Man holding sign
  • Nearly 100 Ohioans across race, place, and income rallied at the Statehouse Saturday to keep up the fight for fair maps
  • The OOC rally included national and statewide faith leaders, young Ohioans, formerly incarcerated people and their families, and voting rights advocates 
  • The coalition urged Black, brown, young, and formerly incarcerated Ohioans to vote during the midterms to fight back against political extremism in Ohio

On Saturday, August 6, on the 57th Anniversary of the Voting Rights Act, a multiracial coalition led by the Ohio Organizing Collaborative (OOC) joined together outside the Ohio Statehouse to protect Ohioans’ freedom to vote and keep up the fight for fair district maps. The nearly 100+ person rally included faith leaders, college students, formerly incarcerated Ohioans and their families, and voting rights advocates from all over Ohio. View the livestream here.

Faced with historically low turnout during Ohio’s second primary last week, advocates urged Black, brown, and underserved Ohioans to vote in the midterms to stem the tide of extremist political gerrymandering in Ohio and elect the best officials to represent their communities:

“It’s not about Republicans or Democrats: it’s about who’s going to help us. There are thousands of women and men who are hoping to get out [of prison], and we have the power to do that. Our votes matter. Even though there are barriers after getting out of prison, you can still do something about it, because you have the right to vote,” said Terry Mason, a Building Freedom Ohio member who was incarcerated for 30 years and recently released from prison.

“Our leaders no longer believe in accurate representation. The political system that we currently have is poisoned with extremist politicians and gerrymandered maps. Unfair maps affect everyone, no matter their background, sexual orientation, or race. This has been shown in the attacks on our reproductive rights and the LGBTQIA+ community,” said TiAja Perry, a Central State University student and Ohio Student Association democracy fellow.   

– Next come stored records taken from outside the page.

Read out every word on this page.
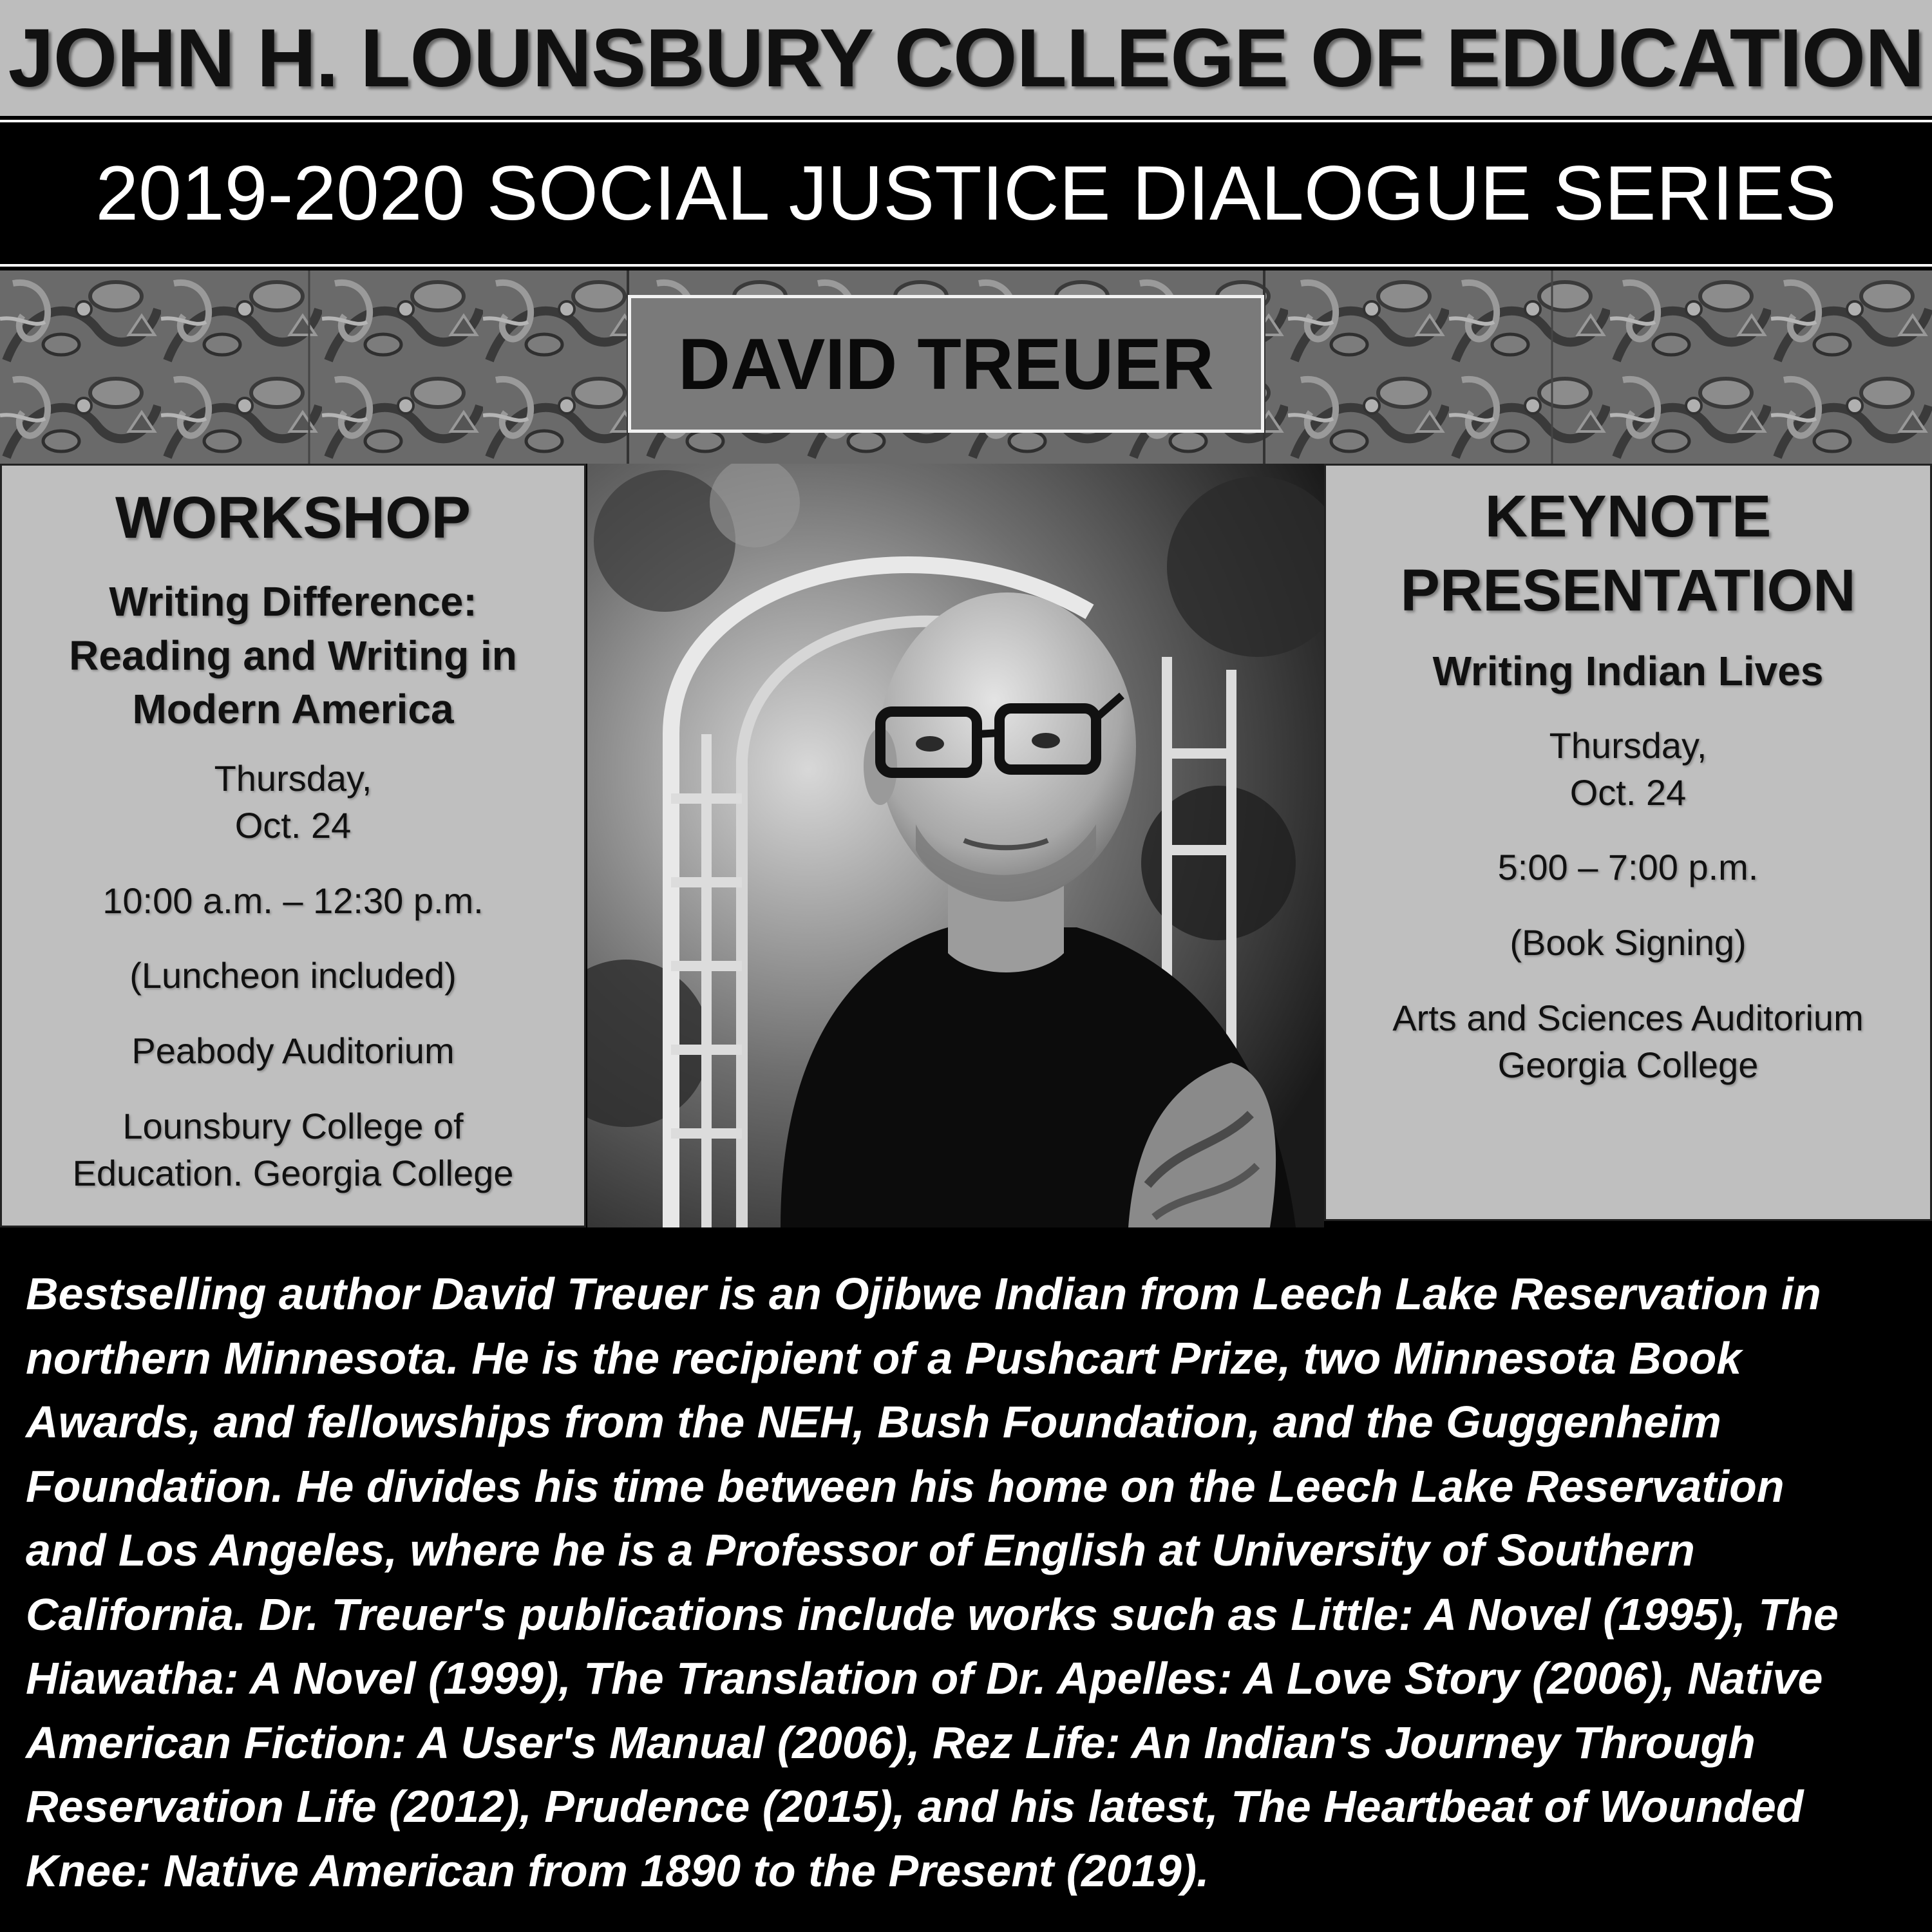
JOHN H. LOUNSBURY COLLEGE OF EDUCATION
2019-2020 SOCIAL JUSTICE DIALOGUE SERIES
DAVID TREUER
WORKSHOP
Writing Difference:
Reading and Writing in
Modern America

Thursday,

Oct. 24

10:00 a.m. – 12:30 p.m.

(Luncheon included)

Peabody Auditorium

Lounsbury College of

Education. Georgia College

KEYNOTE
PRESENTATION
Writing Indian Lives

Thursday,

Oct. 24

5:00 – 7:00 p.m.

(Book Signing)

Arts and Sciences Auditorium

Georgia College

Bestselling author David Treuer is an Ojibwe Indian from Leech Lake Reservation in
northern Minnesota. He is the recipient of a Pushcart Prize, two Minnesota Book
Awards, and fellowships from the NEH, Bush Foundation, and the Guggenheim
Foundation. He divides his time between his home on the Leech Lake Reservation
and Los Angeles, where he is a Professor of English at University of Southern
California. Dr. Treuer's publications include works such as Little: A Novel (1995), The
Hiawatha: A Novel (1999), The Translation of Dr. Apelles: A Love Story (2006), Native
American Fiction: A User's Manual (2006), Rez Life: An Indian's Journey Through
Reservation Life (2012), Prudence (2015), and his latest, The Heartbeat of Wounded
Knee: Native American from 1890 to the Present (2019).
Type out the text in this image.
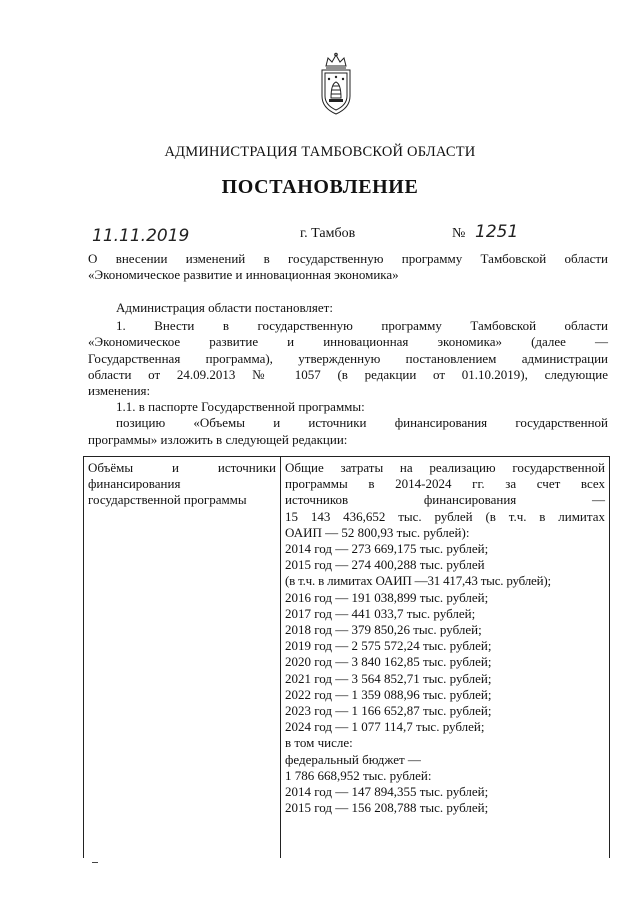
АДМИНИСТРАЦИЯ ТАМБОВСКОЙ ОБЛАСТИ
ПОСТАНОВЛЕНИЕ
11.11.2019	г. Тамбов	№ 1251
О внесении изменений в государственную программу Тамбовской области
«Экономическое развитие и инновационная экономика»

Администрация области постановляет:

1. Внести в государственную программу Тамбовской области
«Экономическое развитие и инновационная экономика» (далее —
Государственная программа), утвержденную постановлением администрации
области от 24.09.2013 № 1057 (в редакции от 01.10.2019), следующие
изменения:

1.1. в паспорте Государственной программы:

позицию «Объемы и источники финансирования государственной
программы» изложить в следующей редакции:
Объёмы и источники
финансирования
государственной программы
Общие затраты на реализацию государственной
программы в 2014-2024 гг. за счет всех
источников финансирования —
15 143 436,652 тыс. рублей (в т.ч. в лимитах
ОАИП — 52 800,93 тыс. рублей):
2014 год — 273 669,175 тыс. рублей;
2015 год — 274 400,288 тыс. рублей
(в т.ч. в лимитах ОАИП —31 417,43 тыс. рублей);
2016 год — 191 038,899 тыс. рублей;
2017 год — 441 033,7 тыс. рублей;
2018 год — 379 850,26 тыс. рублей;
2019 год — 2 575 572,24 тыс. рублей;
2020 год — 3 840 162,85 тыс. рублей;
2021 год — 3 564 852,71 тыс. рублей;
2022 год — 1 359 088,96 тыс. рублей;
2023 год — 1 166 652,87 тыс. рублей;
2024 год — 1 077 114,7 тыс. рублей;
в том числе:
федеральный бюджет —
1 786 668,952 тыс. рублей:
2014 год — 147 894,355 тыс. рублей;
2015 год — 156 208,788 тыс. рублей;
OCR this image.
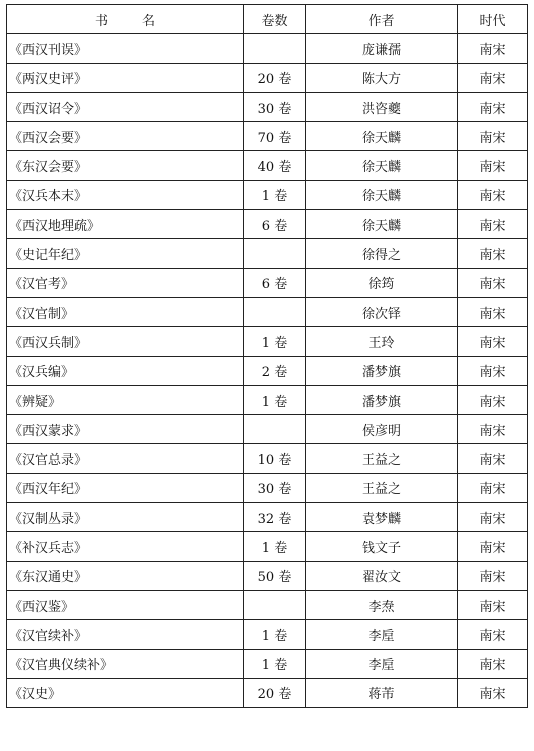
书名	卷数	作者	时代
《西汉刊误》		庞谦孺	南宋
《两汉史评》	20 卷	陈大方	南宋
《西汉诏令》	30 卷	洪咨夔	南宋
《西汉会要》	70 卷	徐天麟	南宋
《东汉会要》	40 卷	徐天麟	南宋
《汉兵本末》	1 卷	徐天麟	南宋
《西汉地理疏》	6 卷	徐天麟	南宋
《史记年纪》		徐得之	南宋
《汉官考》	6 卷	徐筠	南宋
《汉官制》		徐次铎	南宋
《西汉兵制》	1 卷	王玲	南宋
《汉兵编》	2 卷	潘梦旗	南宋
《辨疑》	1 卷	潘梦旗	南宋
《西汉蒙求》		侯彦明	南宋
《汉官总录》	10 卷	王益之	南宋
《西汉年纪》	30 卷	王益之	南宋
《汉制丛录》	32 卷	袁梦麟	南宋
《补汉兵志》	1 卷	钱文子	南宋
《东汉通史》	50 卷	翟汝文	南宋
《西汉鉴》		李焘	南宋
《汉官续补》	1 卷	李垕	南宋
《汉官典仪续补》	1 卷	李垕	南宋
《汉史》	20 卷	蒋芾	南宋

“Our rights have been taken away – rights that our ancestors have fought and died for. They built this nation. People don’t realize that this nation was built on the back of slaves, poor people, and indigenous people. We must believe that we are the heart of America,” said Tom Roberts, Ohio State Conference NAACP president.

“It’s no surprise that voter turnout in Ohio was as low as it was on Tuesday – the lowest it’s been since the 1960s. Because confusion and uncertainty have reigned since the controversial redistricting process that forced voters to have to go to the polls twice in order to have their voices heard. Voters voted for fair maps in 2015 and 2018 so we could have policies to protect our families, ensure excellent schools and safe neighborhoods, and make sure we can make the best decisions about our bodies,” said Petee Talley, Ohio Unity Coalition convenor.  

“We are here to demand that Congress pass the John Lewis Voting Rights Act. We will not be silent until they pass this act. We will not be silent until they stop trying to suppress our vote. We will not be silent until they stop telling women what they can or can’t do. Black and brown folks will not be silent,” said Andre Washington, A. Philip Randolph Institute state president. 

“Everywhere I go from now until Election Day, I will reference the powerful work I saw here in Ohio. Thank you Ohio, for showing us how to do it. Your work today is critical. Today, you're making a bold statement for our democracy,” said Rev. Alvin Hering, Faith In Action national executive director.